You might have said there was no genius in picking Animal Kingdom for the $10million Dubai World Cup, and here we’d have to admit to some sentiment. He belongs to two old mates, Arrowfield’s John Messara and Team Valor’s Barry Irwin, so we might have tagged him anyway. We were on hand for his big day in America’s biggest horse race, the Kentucky Derby, though, and that and his “prep” for Dubai was enough for us. Remember too, that when we fingered him, he was only the fourth choice on the betting boards, shortening a bit when Monterosso defected at the last minute.
How many mares get two Group winners at the same race meeting? It’s happened before, but it’s not your everyday occurrence. While we were in Australia a fortnight back, Helsinge had the lofty distinction of having two Group One winners on the same weekend, though at different venues. Both are exceptional: Black Caviar is already a household name, and her younger brother, All Too Hard, is on his way to becoming one. He is already the best three-year-old in Australasia, and he might just be as good as they get anywhere in the world.
That shouldn’t detract though, from Bridget Oppenheimer’s spectacular achievement on Saturday.
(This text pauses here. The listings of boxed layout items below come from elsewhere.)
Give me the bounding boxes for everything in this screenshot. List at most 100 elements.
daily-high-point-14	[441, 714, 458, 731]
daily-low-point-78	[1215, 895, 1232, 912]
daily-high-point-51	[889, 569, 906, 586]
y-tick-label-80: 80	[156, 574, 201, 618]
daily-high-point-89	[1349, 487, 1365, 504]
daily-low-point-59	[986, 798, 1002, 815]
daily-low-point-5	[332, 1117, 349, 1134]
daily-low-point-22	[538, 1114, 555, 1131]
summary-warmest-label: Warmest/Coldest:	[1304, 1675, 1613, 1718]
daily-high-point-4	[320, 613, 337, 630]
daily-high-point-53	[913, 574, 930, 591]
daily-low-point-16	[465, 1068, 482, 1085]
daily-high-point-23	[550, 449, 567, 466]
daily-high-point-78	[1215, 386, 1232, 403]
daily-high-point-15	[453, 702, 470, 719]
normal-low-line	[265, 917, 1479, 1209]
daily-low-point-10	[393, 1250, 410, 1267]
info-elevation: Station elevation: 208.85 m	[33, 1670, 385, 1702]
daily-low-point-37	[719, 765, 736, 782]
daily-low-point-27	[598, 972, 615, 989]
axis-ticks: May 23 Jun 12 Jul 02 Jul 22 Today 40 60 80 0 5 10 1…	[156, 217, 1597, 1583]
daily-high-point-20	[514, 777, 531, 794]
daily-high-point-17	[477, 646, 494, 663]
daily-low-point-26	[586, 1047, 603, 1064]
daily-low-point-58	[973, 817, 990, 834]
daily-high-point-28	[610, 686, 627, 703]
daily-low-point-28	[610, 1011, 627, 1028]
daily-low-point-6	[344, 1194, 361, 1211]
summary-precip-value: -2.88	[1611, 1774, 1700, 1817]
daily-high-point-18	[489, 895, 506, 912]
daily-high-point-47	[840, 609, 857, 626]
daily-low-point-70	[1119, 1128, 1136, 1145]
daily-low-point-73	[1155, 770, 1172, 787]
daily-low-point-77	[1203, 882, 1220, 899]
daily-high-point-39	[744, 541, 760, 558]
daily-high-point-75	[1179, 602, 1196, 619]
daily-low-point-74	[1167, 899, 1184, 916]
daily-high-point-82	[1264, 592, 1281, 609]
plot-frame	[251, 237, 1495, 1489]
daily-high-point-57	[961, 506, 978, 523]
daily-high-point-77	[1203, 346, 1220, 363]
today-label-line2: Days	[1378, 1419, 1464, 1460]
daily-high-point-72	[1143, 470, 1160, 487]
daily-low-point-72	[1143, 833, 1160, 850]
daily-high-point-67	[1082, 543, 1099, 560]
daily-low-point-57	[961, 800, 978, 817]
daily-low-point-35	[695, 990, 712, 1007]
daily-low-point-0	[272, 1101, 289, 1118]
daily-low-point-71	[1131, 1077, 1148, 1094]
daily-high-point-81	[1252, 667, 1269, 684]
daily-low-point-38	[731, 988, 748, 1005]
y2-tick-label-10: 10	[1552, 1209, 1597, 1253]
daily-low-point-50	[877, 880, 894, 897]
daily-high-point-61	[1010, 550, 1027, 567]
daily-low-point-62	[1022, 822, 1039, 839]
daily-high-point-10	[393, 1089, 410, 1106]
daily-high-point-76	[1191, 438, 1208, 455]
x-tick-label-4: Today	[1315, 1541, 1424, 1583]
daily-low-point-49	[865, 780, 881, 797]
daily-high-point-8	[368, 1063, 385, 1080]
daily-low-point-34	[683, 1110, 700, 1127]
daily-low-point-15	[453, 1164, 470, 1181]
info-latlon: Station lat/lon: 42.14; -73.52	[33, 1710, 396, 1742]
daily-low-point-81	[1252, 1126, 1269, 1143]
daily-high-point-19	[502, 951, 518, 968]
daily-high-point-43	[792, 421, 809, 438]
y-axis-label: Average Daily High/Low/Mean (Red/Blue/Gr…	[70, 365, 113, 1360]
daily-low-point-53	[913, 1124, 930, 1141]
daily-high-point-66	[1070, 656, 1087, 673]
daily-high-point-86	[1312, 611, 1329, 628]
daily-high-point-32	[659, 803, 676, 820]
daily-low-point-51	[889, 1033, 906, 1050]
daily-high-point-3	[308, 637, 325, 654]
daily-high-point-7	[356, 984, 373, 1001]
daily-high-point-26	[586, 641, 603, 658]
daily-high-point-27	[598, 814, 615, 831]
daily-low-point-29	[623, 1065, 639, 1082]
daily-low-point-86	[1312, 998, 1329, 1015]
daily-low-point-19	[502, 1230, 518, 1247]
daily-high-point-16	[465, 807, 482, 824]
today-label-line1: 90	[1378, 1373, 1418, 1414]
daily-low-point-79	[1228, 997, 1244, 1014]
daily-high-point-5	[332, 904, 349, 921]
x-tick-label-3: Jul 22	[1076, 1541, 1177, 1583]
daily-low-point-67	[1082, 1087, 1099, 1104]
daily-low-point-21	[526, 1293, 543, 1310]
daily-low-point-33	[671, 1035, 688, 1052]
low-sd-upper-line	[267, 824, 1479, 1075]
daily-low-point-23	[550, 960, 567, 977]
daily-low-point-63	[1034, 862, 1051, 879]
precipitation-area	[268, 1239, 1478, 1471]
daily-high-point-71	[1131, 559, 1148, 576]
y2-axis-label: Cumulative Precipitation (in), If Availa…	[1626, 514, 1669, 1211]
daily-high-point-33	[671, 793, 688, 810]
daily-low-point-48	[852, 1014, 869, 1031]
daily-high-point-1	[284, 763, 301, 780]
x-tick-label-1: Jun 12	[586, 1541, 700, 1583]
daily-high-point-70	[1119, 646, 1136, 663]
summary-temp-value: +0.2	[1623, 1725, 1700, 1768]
Not only was the winner of the Harry Oppenheimer Horse Chestnut Stakes (Gr.1)Slumdogmillionaire, appropriately bred at her nursery, Mauritzfontein, but so too, was the sublime victress of the SA Fillies Classic (Gr.1), Cherry On The Top and the gusty winner of the Jacaranda Handicap (Gr.3)Cherry On The Cake. The best measure of a great mare is one capable of getting good horses no matter her mates, and the Oaks-winning Carolina Cherry has done just that. This is a family affair: the Triple Crown aspirant who might just be the best South African-bred filly we’ve seen in decades, is a daughter of Mary Slack’s Tiger Ridge, while Cherry On The Cake is by the sadly deceased Strike Smartly, sire too, of Slumdogmillionaire. The family traces to Sir Mordaunt Milner’s great foundation producer, Miss Therese, dam of the Kannemeyer-trained Guineas winner, Man Of Property.
Revisit our column, Classics And Clues on Friday last, and you’ll find “Slumdog” and the “Cherry” in the mix as well. That’s five from six, which sounds more like a Dale Steyn bowling return than a regular Summerhill tipping sheet. Without in any way wanting to diminish your faith in our picking abilities, we have to confess that Tellina was our choice for the Colt’s Classic. Thank goodness we got that one wrong!